Les être humains ne sont pas les seuls à disposer de ces deux modes de
défense, qui sont universels ; comme nous allons le voir, les animaux et les
plantes les utilisent pour assurer aussi bien leur survie que celle de leurs
descendance.
Les plantes ont surtout inscrit leurs moyens de survie dans
le biologique. Les animaux, en revanche, au fur et à mesure qu'ils
progressaient le long de la chaîne de l'évolution, ont mêlé de plus en plus
de défenses psychiques aux défenses somatiques.
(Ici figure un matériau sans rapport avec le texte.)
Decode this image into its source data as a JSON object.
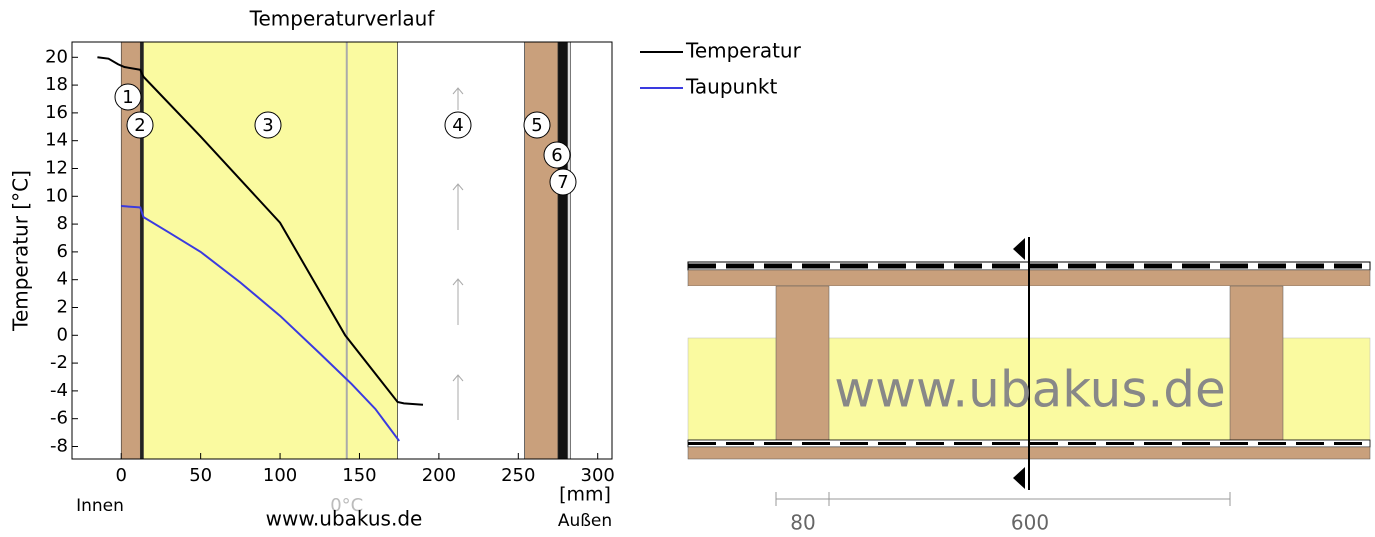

Les hommes, enfin, ont
presque choisi le "tout psychique".
Je donnerai quelques exemples :
parmi les animaux, les uns ont des défenses surtout statiques, celles qui
utilisent, comme protection, des murailles ; elles évoquent - toutes proportions
gardées - les forteresses. On a l'impression que les animaux qui se
protègent ainsi "bétonnent". Ils le font tantôt avec des matériaux qui font
partie de leur corps propre : la carapace de la tortue, la coquille de la
moule, voire les épines du hérisson, tandis que d'autres se servent de
matériaux puisés dans l'environnement comme, par exemple, le nid des oiseaux,
le terrier du lapin, l'utilisation des grottes, les creux des arbres, etc.
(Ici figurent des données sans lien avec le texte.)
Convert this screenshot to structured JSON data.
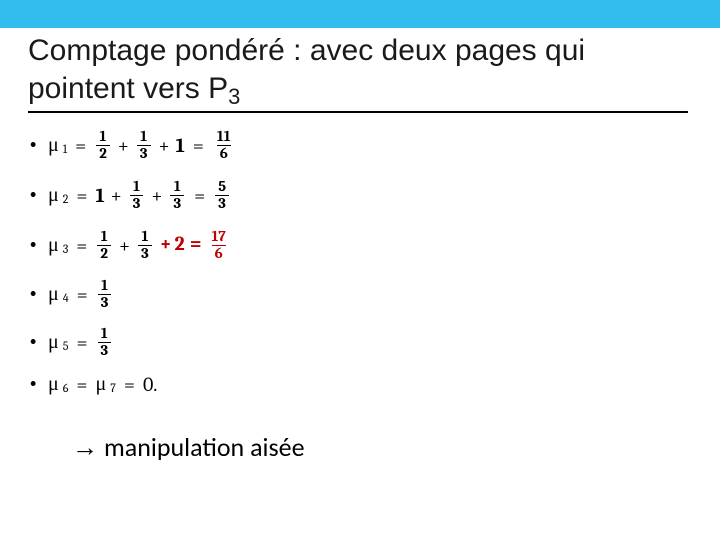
{
  "colors": {
    "top_bar": "#33bcee",
    "title_text": "#1a1a1a",
    "underline": "#000000",
    "body_text": "#000000",
    "highlight": "#c00000",
    "background": "#ffffff"
  },
  "typography": {
    "title_fontsize_pt": 22,
    "equation_fontsize_pt": 15,
    "fraction_fontsize_pt": 11,
    "conclusion_fontsize_pt": 20,
    "title_font": "Arial",
    "equation_font": "Cambria Math",
    "conclusion_font": "Calibri"
  },
  "title": {
    "line1": "Comptage pondéré : avec deux pages qui",
    "line2_prefix": "pointent vers P",
    "line2_sub": "3"
  },
  "equations": [
    {
      "mu_index": "1",
      "terms": [
        {
          "type": "frac",
          "num": "1",
          "den": "2"
        },
        {
          "type": "op",
          "text": "+"
        },
        {
          "type": "frac",
          "num": "1",
          "den": "3"
        },
        {
          "type": "op",
          "text": "+"
        },
        {
          "type": "num",
          "text": "1"
        }
      ],
      "result": {
        "type": "frac",
        "num": "11",
        "den": "6"
      },
      "highlight": false
    },
    {
      "mu_index": "2",
      "terms": [
        {
          "type": "num",
          "text": "1"
        },
        {
          "type": "op",
          "text": "+"
        },
        {
          "type": "frac",
          "num": "1",
          "den": "3"
        },
        {
          "type": "op",
          "text": "+"
        },
        {
          "type": "frac",
          "num": "1",
          "den": "3"
        }
      ],
      "result": {
        "type": "frac",
        "num": "5",
        "den": "3"
      },
      "highlight": false
    },
    {
      "mu_index": "3",
      "terms": [
        {
          "type": "frac",
          "num": "1",
          "den": "2"
        },
        {
          "type": "op",
          "text": "+"
        },
        {
          "type": "frac",
          "num": "1",
          "den": "3"
        }
      ],
      "highlight_terms": [
        {
          "type": "op",
          "text": "+"
        },
        {
          "type": "num",
          "text": "2"
        }
      ],
      "result": {
        "type": "frac",
        "num": "17",
        "den": "6"
      },
      "highlight": true
    },
    {
      "mu_index": "4",
      "terms": [],
      "result": {
        "type": "frac",
        "num": "1",
        "den": "3"
      },
      "highlight": false
    },
    {
      "mu_index": "5",
      "terms": [],
      "result": {
        "type": "frac",
        "num": "1",
        "den": "3"
      },
      "highlight": false
    },
    {
      "mu_index_a": "6",
      "mu_index_b": "7",
      "double_zero": true,
      "result_text": "0.",
      "highlight": false
    }
  ],
  "conclusion": {
    "arrow": "→",
    "text": "manipulation aisée"
  }
}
Cette deuxième catégorie utilise principalement des moyens psychiques,
tandis que la première est entièrement prise dans le "choix" de son espèce.
Les hommes, comme tous ceux qui ont choisi le mouvement et la fuite comme
défense spécifique, c'est-à-dire qui n'ont pas de carapace et ne restent pas
constamment terrés derrière leurs murailles sont, à cause de leur
vulnérabilité, obligés d'inventer et donc de développer leur pensée.
Les plantes elles-mêmes, qui nous semblent vouées à l'immobilité, ont
parfois choisi le mouvement comme défense ; si les unes ont privilégié le
"mur", comme par exemple celles qui s'entourent de coques, d'épines, de
poils urticants, ou sécrètent des poisons, d'autres, comme les orchidées,
ont choisi le mouvement. Le Pr. Jean-Marie Pelt écrit qu'elles se sont
modifiées au point d'offrir, à l'insecte qui vient les féconder, une
"véritable piste d'aéroport soigneusement balisée, tantôt par des stries ou
des ponctuations colorées, tantôt par des touffes de poils correctement
alignées. Mais l'orchidée va plus loin encore : elle a créé des glandes à
odeur qui enivrent 1'insecte et l'attirent. Et plus encore : elle mime si bien
l'aspect de la femelle de certains insectes que le mâle, trompé, se
précipite sur l'orchidée et, croyant féconder sa femelle, ne fait que
déposer le pollen qu'il a reçu ailleurs dans le stigmate de la fleur." La
disposition des poils qui recouvrent (le labelle) est absolument similaire à
celle des poils de l'insecte femelle, de sorte que les partenaires ne se
reconnaissent pas seulement par la vue, mais aussi par le contact physique.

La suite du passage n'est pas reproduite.